The Role of Pyridoxine in the Prevention and Treatment of Neuropathy and Neurotoxicity Associated with Rifampicin-Resistant Tuberculosis Treatment Regimens: A Topic Review
Rifampicin-resistant tuberculosis (RR-TB) is a
global public health problem caused by mycobacterium tuberculosis resistant to
Rifampicin. Drug-induced peripheral neuropathy and neurotoxicity are well-known
adverse effects of treatment regimens that cause significant morbidity.

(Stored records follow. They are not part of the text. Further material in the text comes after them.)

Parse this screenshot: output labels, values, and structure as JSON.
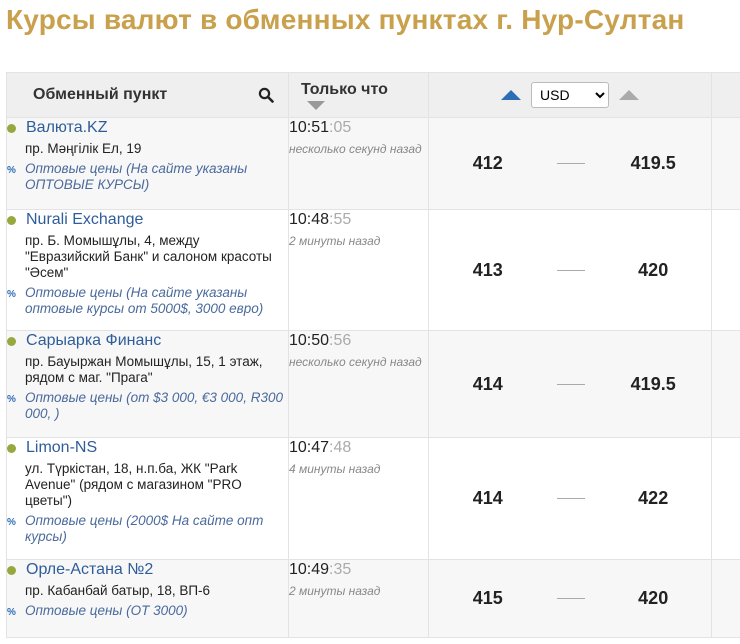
{
  "page_title": "Курсы валют в обменных пунктах г. Нур-Султан",
  "header": {
    "point_label": "Обменный пункт",
    "time_label": "Только что",
    "currency": "USD",
    "currency_options": [
      "USD"
    ]
  },
  "colors": {
    "title": "#c9a04c",
    "link": "#2f5d9a",
    "status_dot": "#98a83f",
    "sort_active": "#2f6db5",
    "sort_inactive": "#aaaaaa"
  },
  "rows": [
    {
      "name": "Валюта.KZ",
      "address": "пр. Мәңгілік Ел, 19",
      "note": "Оптовые цены (На сайте указаны ОПТОВЫЕ КУРСЫ)",
      "time": "10:51",
      "seconds": ":05",
      "ago": "несколько секунд назад",
      "buy": "412",
      "sell": "419.5"
    },
    {
      "name": "Nurali Exchange",
      "address": "пр. Б. Момышұлы, 4, между \"Евразийский Банк\" и салоном красоты \"Әсем\"",
      "note": "Оптовые цены (На сайте указаны оптовые курсы от 5000$, 3000 евро)",
      "time": "10:48",
      "seconds": ":55",
      "ago": "2 минуты назад",
      "buy": "413",
      "sell": "420"
    },
    {
      "name": "Сарыарка Финанс",
      "address": "пр. Бауыржан Момышұлы, 15, 1 этаж, рядом с маг. \"Прага\"",
      "note": "Оптовые цены (от $3 000, €3 000, R300 000, )",
      "time": "10:50",
      "seconds": ":56",
      "ago": "несколько секунд назад",
      "buy": "414",
      "sell": "419.5"
    },
    {
      "name": "Limon-NS",
      "address": "ул. Түркістан, 18, н.п.ба, ЖК \"Park Avenue\" (рядом с магазином \"PRO цветы\")",
      "note": "Оптовые цены (2000$ На сайте опт курсы)",
      "time": "10:47",
      "seconds": ":48",
      "ago": "4 минуты назад",
      "buy": "414",
      "sell": "422"
    },
    {
      "name": "Орле-Астана №2",
      "address": "пр. Кабанбай батыр, 18, ВП-6",
      "note": "Оптовые цены (ОТ 3000)",
      "time": "10:49",
      "seconds": ":35",
      "ago": "2 минуты назад",
      "buy": "415",
      "sell": "420"
    }
  ]
}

Pyridoxine is often added to treatment regimens for the prevention and/or
treatment of these side effects. The basis and effectiveness of this practice
are unclear. We conducted a systematic review to evaluate the effectiveness of
pyridoxine in preventing and/or treating neuropathy and neurotoxicity
associated with RR-TB treatment. We included studies with patients with RR-TB
who experienced neuropathy or neurotoxicity attributed to RR-TB regimens and
were given pyridoxine. Our findings showed contradicting evidence on the use of
pyridoxine for preventing or treating neurotoxicity due to cycloserine in the
treatment of RR-TB. Moreover, pyridoxine did not have a protective effect
against neuropathy and/or neurotoxicity caused by other RR-TB regimens that do
not contain isoniazid. In conclusion, we found that withdrawing or withholding
medications such as linezolid, cycloserine, thioamides, fluoroquinolones, and
ethambutol, implicated in causing neuropathy or neurotoxicity was more
effective than using pyridoxine to stop the progression of symptoms, and in
some instances, led to their reversal over time.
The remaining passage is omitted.